SAN ANTONIO – Patients with high-risk, BRCA-positive breast cancer who received olaparib (Lynparza) after standard treatment continued to have better survival outcomes than those who received placebo after a median follow-up of 6.1 years, according to the latest results from the phase III OlympiA clinical trial presented at the San Antonio Breast Cancer Symposium (SABCS) , held December 10-13, 2024.
"The OlympiA trial examines adding one year of the oral PARP inhibitor olaparib after completion of standard treatment for higher risk breast cancer in individuals with pathogenic germline BRCA variants," said Judy E. Garber, MD , MPH, chief of the Division of Cancer Genetics and Prevention at Dana-Farber Cancer Institute and the presenter of the study.
OlympiA is a multicenter, double-blind study in which 1,836 patients with BRCA-positive, HER2-negative breast cancer were randomly assigned (1:1) to receive either olaparib or placebo for one year following completion of chemotherapy, surgery, and radiation. Based on previous results from the trial, olaparib was approved in 2022 in the adjuvant setting for certain patients with HER2-negative, BRCA-positive breast cancer.
"Data from the third prespecified interim analysis presented here provides further support for olaparib's benefits in patients with high-risk, HER2-negative breast cancer with germline mutations in BRCA1 or BRCA2," said Garber.
After a median follow-up of 6.1 years, patients treated with olaparib continued to show significant improvements in survival outcomes, in both triple-negative breast cancer as well as estrogen receptor (ER)-positive breast cancer subgroups. Both of the study's primary endpoints—invasive disease-free survival and distant disease-free survival—were achieved, with olaparib reducing the risk of each by 35%. At six years, 79.6% of olaparib-treated patients remained free of invasive recurrence and 83.5% remained free of distant recurrence, compared to 70.3% and 75.7%, respectively, in the placebo group.
Additionally, adjuvant PARP inhibition was associated with a 28% reduction in risk of death, and no increase in the risk of developing myelodysplastic syndrome (MDS) or acute myeloid leukemia (AML), both of which can result from rare complications associated with breast cancer treatment.
"The ongoing data from the OlympiA trial are reassuring in the observations of persistent and increasing benefits for these breast cancer patients in the follow-up phases, improving not only protection against recurrence but also overall survival as well," Garber said. "This demonstration of efficacy makes it more important than ever that we be able to identify individuals who might benefit when they begin their treatment so that we can plan to introduce olaparib to their care at the most opportune moments."
There were fewer secondary BRCA-associated cancers reported in the olaparib group—38 versus 57 in the placebo group—but Garber noted that further data and analyses are needed to draw firm conclusions. There were equal numbers of pregnancies in both groups, which is encouraging and highlights the younger age of this cohort, she added.
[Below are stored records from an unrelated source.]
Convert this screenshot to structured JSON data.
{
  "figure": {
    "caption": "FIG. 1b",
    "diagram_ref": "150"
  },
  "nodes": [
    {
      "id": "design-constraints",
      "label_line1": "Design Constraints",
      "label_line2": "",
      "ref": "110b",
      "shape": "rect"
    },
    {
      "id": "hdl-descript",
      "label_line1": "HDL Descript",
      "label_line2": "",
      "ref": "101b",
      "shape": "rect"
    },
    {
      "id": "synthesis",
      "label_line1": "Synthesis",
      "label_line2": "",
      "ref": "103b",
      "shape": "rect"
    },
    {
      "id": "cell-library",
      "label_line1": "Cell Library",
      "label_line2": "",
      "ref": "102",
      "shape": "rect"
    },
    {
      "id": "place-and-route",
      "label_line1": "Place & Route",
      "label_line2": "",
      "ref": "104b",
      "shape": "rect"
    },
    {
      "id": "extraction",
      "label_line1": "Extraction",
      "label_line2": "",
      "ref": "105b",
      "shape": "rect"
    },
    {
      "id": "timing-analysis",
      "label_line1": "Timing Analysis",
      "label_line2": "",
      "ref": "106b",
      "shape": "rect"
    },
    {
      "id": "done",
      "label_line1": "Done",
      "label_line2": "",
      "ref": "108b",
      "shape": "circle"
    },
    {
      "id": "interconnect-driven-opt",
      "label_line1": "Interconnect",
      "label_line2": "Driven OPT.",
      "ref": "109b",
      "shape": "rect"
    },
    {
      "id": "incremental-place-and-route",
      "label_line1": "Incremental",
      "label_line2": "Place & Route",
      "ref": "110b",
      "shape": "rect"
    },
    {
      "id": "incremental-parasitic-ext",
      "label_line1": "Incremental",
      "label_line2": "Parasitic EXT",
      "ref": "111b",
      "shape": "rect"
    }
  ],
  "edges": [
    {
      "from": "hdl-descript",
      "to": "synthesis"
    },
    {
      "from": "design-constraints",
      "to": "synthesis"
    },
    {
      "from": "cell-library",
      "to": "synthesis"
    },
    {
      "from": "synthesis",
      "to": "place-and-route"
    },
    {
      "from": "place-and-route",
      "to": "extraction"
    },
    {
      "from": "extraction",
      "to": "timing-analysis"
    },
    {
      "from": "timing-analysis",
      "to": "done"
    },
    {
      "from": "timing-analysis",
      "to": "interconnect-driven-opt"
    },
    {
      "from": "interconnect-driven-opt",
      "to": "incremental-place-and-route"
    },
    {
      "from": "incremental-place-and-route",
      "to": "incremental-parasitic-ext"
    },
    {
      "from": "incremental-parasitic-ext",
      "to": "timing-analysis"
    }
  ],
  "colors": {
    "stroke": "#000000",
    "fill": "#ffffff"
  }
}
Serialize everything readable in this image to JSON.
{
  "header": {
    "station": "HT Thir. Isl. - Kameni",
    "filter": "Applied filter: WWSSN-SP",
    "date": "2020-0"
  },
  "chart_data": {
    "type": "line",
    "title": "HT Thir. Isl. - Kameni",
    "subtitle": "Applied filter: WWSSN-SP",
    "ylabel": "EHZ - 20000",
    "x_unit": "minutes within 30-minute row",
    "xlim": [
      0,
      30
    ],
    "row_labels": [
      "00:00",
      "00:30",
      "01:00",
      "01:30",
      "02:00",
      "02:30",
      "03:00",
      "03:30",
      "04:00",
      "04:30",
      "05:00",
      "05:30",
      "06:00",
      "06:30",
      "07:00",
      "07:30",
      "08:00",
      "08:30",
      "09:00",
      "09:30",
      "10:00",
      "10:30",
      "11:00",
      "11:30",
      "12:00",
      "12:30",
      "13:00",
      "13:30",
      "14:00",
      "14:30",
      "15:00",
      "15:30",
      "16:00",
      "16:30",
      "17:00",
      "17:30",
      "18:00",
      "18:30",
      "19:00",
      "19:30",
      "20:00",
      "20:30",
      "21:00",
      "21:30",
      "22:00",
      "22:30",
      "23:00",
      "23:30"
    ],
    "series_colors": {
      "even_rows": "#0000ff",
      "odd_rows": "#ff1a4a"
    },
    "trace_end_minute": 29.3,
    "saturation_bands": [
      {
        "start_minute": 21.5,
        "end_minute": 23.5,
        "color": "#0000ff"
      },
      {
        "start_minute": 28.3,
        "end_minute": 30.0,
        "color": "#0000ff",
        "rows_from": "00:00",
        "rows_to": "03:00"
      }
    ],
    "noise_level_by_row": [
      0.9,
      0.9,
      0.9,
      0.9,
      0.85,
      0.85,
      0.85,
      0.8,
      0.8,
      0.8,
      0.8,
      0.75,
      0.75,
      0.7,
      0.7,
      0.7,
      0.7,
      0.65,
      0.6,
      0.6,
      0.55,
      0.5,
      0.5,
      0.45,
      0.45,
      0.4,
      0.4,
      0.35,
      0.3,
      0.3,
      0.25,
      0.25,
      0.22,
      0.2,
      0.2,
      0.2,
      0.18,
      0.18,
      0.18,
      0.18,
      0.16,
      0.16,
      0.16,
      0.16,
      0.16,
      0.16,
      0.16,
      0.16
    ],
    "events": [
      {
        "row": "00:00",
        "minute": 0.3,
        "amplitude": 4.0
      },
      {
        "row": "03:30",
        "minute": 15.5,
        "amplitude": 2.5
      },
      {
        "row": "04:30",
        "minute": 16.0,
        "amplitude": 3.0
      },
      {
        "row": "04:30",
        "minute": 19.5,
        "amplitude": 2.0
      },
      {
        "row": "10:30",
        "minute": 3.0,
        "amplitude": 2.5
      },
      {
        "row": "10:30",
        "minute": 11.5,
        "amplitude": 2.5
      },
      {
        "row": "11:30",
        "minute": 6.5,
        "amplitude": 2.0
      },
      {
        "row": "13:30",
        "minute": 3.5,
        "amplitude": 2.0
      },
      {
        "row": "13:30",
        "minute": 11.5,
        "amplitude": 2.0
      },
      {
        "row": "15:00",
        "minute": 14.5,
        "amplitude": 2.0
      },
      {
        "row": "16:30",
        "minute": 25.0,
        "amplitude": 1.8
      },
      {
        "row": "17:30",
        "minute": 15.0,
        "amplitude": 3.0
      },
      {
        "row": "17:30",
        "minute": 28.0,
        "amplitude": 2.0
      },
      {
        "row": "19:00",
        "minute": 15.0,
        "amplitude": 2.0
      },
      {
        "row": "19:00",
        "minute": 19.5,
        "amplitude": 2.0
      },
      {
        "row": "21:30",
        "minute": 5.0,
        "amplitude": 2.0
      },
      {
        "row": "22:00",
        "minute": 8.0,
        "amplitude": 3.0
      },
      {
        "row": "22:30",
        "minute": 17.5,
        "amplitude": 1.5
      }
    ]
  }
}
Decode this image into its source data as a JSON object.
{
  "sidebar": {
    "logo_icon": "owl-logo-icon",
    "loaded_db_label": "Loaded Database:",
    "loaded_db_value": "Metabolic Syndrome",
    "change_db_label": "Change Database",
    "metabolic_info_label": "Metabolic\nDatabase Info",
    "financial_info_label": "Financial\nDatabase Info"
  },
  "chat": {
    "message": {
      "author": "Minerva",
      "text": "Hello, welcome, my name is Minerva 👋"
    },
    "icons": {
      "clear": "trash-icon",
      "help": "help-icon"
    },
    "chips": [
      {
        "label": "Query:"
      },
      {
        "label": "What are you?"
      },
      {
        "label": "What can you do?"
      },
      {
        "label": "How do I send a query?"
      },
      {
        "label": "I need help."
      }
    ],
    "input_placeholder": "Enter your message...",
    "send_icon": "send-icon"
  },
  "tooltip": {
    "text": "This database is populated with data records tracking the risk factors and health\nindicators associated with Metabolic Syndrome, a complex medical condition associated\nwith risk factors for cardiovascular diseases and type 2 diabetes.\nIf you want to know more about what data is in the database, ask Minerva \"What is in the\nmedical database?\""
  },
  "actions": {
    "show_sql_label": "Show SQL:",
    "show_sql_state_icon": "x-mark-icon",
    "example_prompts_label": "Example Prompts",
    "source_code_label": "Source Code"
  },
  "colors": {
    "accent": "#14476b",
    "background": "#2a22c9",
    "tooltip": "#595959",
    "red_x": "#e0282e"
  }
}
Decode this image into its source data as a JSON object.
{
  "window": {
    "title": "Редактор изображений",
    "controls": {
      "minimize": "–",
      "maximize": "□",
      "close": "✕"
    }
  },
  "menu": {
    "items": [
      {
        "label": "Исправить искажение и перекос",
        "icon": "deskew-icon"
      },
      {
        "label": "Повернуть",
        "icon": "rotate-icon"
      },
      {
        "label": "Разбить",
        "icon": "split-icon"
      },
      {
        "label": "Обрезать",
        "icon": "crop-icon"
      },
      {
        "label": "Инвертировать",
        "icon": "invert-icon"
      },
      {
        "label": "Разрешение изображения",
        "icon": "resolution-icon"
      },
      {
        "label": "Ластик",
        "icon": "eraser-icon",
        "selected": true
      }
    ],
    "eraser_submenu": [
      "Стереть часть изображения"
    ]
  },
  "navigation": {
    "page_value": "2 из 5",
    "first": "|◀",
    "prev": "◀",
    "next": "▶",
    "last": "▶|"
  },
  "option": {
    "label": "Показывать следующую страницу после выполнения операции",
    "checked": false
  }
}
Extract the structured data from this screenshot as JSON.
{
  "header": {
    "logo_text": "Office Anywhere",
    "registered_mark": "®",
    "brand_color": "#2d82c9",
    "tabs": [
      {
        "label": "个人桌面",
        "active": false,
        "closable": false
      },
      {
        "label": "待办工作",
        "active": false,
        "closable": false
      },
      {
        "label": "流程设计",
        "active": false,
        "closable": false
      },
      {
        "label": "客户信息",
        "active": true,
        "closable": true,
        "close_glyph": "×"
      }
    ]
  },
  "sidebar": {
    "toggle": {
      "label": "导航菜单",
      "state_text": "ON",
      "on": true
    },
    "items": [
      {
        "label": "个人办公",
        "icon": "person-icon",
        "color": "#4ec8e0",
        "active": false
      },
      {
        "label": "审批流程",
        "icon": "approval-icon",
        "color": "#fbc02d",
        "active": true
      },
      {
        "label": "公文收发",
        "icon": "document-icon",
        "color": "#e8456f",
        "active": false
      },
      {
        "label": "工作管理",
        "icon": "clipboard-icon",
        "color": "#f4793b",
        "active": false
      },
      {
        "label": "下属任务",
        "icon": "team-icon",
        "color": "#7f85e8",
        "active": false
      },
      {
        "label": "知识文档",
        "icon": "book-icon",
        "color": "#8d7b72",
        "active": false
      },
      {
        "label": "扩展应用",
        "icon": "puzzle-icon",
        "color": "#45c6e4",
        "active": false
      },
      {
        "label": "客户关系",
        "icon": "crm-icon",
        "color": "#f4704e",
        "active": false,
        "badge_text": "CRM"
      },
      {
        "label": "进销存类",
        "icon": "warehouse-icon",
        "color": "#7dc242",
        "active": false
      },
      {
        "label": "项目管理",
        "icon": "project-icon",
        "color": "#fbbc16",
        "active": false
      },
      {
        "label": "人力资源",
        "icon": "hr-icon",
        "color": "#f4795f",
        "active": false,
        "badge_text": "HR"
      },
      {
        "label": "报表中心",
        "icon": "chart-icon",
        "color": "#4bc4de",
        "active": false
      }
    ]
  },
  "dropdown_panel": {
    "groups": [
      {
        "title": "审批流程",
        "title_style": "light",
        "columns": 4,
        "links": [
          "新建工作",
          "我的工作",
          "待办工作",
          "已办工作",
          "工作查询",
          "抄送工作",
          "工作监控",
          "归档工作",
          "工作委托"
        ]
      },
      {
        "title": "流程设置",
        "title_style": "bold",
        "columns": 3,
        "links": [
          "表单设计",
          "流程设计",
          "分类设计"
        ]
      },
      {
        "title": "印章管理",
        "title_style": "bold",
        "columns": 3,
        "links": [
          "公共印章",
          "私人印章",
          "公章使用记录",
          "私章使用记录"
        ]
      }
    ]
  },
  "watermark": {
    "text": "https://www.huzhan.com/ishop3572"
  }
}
"These data highlight the safety of olaparib and, therefore, the possibility of moving PARP inhibitors to the treatment of BRCA-associated breast cancers that are lower risk," noted Garber. "It also allows us to consider the very preliminary possibility of a safe and effective oral agent that could be developed for cancer interception—to be given intermittently to eliminate cells in BRCA mutation carriers that have begun to transform toward several types of malignancy."
One limitation of the study was that not all subsets were equally large, but efficacy continues to be demonstrated in all subsets, which is very reassuring, Garber noted.
This study was supported by AstraZeneca and Merck and Co., Inc. Garber declares no conflict of interest.